Referential transparency and referential opaqueness are properties of parts of computer programs. An expression is said to be referentially transparent if it can be replaced with its value without changing the program (in other words, yielding a program that has the same effects and output on the same input). The opposite term is referentially opaque.
While in mathematics all function applications are referentially transparent, in programming this is not always the case. The importance of referential transparency is that it allows the programmer and the compiler to reason about program behavior. This can help in proving correctness, simplifying an algorithm, assisting in modifying code without breaking it, or optimizing code by means of memoization, common subexpression elimination or parallelization.
Referential transparency is one of the principles of functional programming; only referentially transparent functions can be memoized (transformed into equivalent functions which cache results). Some programming languages provide means to guarantee referential transparency. Some functional programming languages enforce referential transparency for all functions.
As referential transparency requires the same results for a given set of inputs at any point in time, a referentially transparent expression is therefore deterministic by definition.
Examples and counterexamples
If all functions involved in the expression are pure functions, then the expression is referentially transparent. Also, some impure functions can be included in the expression if their values are discarded and their side effects are insignificant.
Take a function that takes no parameters and returns input from the keyboard. A call to this function might be
GetInput(). The return value of
GetInput() depends on what the user types in, so multiple calls to
GetInput() with identical parameters (the empty list) may return different results. Therefore,
GetInput() is neither determined nor referentially transparent.

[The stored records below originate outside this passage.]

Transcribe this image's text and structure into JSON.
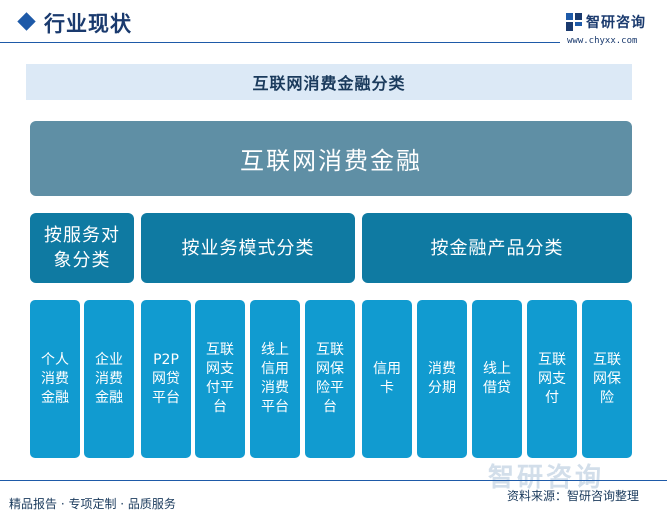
{
  "header": {
    "title": "行业现状",
    "logo_name": "智研咨询",
    "logo_url": "www.chyxx.com"
  },
  "banner": {
    "title": "互联网消费金融分类"
  },
  "root": {
    "label": "互联网消费金融"
  },
  "categories": [
    {
      "label": "按服务对象分类"
    },
    {
      "label": "按业务模式分类"
    },
    {
      "label": "按金融产品分类"
    }
  ],
  "leaves": [
    {
      "label": "个人消费金融"
    },
    {
      "label": "企业消费金融"
    },
    {
      "label": "P2P网贷平台"
    },
    {
      "label": "互联网支付平台"
    },
    {
      "label": "线上信用消费平台"
    },
    {
      "label": "互联网保险平台"
    },
    {
      "label": "信用卡"
    },
    {
      "label": "消费分期"
    },
    {
      "label": "线上借贷"
    },
    {
      "label": "互联网支付"
    },
    {
      "label": "互联网保险"
    }
  ],
  "footer": {
    "left": "精品报告 · 专项定制 · 品质服务",
    "source": "资料来源：智研咨询整理",
    "watermark": "智研咨询"
  },
  "colors": {
    "root": "#5f8fa5",
    "category": "#0f7aa2",
    "leaf": "#119bd0",
    "banner": "#dce9f6"
  }
}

A more subtle example is that of a function that uses a global variable (or a dynamically scoped variable, or a lexical closure) to help it compute its results. Since this variable is not passed as a parameter but can be altered, the results of subsequent calls to the function can differ even if the parameters are identical. (In pure functional programming, destructive assignment is not allowed; thus a function that uses global (or dynamically scoped) variables is still referentially transparent, since these variables cannot change.)